When DH and I got pregnant with our DD, we said that if she was a girl, we would let it be a surprise at the birth with our 3rd (because at that point, we would already have one of each).
So...now we have DS and DD and #3 on the way...and DH says he doesn't know if he wants to wait. I know what he means, we are excited and a part of me wants to find out when possible! But another part of me is thinking that this may be our only chance to have that kind of surprise at birth...and we DO already have anything we would need for a boy or a girl!
DH and I have always felt like it was a surprise either way, you just find out sooner if you find out during an ultrasound. But I've read things about people who have done it both ways and they say it's a great experience. Any thoughts?
Also, for those who are Team Green, how did you ultimately decide this and what did you do if DH did want to know? (BTW, I think DH would give it away if he knew and I didn't).
Re: Team Green...or not??
i feel like i'm reading my own post! lol!

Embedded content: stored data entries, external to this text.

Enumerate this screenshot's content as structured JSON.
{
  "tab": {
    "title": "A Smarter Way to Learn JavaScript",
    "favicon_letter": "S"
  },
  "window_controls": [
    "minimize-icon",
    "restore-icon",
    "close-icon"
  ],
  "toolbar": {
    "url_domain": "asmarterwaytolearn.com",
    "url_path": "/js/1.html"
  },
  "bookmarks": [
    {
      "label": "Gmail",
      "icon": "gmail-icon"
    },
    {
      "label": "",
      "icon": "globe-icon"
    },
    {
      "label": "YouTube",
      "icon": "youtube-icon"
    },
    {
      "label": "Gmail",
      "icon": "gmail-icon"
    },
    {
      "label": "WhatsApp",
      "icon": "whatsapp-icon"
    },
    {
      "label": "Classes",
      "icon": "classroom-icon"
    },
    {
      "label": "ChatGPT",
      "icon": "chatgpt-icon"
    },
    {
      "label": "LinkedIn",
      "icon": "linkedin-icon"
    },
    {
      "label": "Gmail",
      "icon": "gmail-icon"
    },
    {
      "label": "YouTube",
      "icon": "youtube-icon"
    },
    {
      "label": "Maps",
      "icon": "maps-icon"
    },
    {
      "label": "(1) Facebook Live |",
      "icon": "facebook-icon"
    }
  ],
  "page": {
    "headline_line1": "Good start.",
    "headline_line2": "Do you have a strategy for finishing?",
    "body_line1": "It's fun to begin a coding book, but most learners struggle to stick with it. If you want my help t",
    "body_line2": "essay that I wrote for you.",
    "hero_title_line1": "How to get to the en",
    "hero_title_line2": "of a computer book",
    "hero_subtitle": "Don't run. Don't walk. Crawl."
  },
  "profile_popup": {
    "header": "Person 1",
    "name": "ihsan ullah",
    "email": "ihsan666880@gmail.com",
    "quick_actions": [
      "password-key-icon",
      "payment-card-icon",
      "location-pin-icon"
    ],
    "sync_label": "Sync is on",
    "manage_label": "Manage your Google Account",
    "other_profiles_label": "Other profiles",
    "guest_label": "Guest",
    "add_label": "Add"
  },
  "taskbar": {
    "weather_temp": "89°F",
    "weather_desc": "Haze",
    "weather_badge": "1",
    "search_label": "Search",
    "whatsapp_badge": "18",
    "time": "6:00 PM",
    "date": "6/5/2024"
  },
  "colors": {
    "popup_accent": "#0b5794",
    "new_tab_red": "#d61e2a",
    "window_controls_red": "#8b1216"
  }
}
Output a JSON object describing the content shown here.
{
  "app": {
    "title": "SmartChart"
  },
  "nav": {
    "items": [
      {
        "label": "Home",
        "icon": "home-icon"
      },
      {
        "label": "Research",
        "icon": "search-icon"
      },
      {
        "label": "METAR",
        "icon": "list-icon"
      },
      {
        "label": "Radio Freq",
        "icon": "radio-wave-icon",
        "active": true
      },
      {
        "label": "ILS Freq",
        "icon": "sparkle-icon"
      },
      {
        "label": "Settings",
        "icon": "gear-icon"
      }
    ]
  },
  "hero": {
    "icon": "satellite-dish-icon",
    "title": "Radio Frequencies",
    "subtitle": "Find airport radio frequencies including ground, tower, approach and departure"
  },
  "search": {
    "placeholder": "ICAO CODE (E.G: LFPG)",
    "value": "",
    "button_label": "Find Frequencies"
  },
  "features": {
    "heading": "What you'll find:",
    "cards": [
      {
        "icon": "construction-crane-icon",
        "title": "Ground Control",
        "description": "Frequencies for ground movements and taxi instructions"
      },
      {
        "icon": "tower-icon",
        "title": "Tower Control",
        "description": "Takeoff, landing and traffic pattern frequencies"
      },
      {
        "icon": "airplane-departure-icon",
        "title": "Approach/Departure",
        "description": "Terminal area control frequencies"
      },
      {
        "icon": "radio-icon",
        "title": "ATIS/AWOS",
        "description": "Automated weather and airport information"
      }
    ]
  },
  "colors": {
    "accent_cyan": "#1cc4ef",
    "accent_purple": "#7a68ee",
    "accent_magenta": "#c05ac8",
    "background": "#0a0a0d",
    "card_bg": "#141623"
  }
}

we had a girl first, 15 months later a boy, and now we aren't for sure of what we are having. we talked while pregnant with the other two and said if we get one of each we will wait till delivery to find out from there on out. now we are in the situation and my hubby automatically assumed we are going to find out (here in a couple weeks). I was shocked! so now he wants to know and I want... or wanted.. to wait until delivery. but i am so dag on anxious that i think I would to find out too. UGH.
We found out, and I wish we hadn't.
IMO if you find out you may regret it. But I don't think you'll regret waiting. The story ends the same.
Good luck!
This is my 4th child and my FI's first. So I am Team Green, and he is not! (we couldn't agree)
It's working out fine for us!
Dh desperately wanted to know with DS and I didn't... So we made a compromise. Team Green with #1, and because it was my decision he could decide with #2. he is leaning more towards finding out but I again do not want to know... It was so incredible last time I want that again.. But if he decides yes we will then I will get to experience both.. But I feel like I will be disappointed after we find out (thrilled at first for whatever it is, then disappointed we know already) but.. A promise is a promise. GL!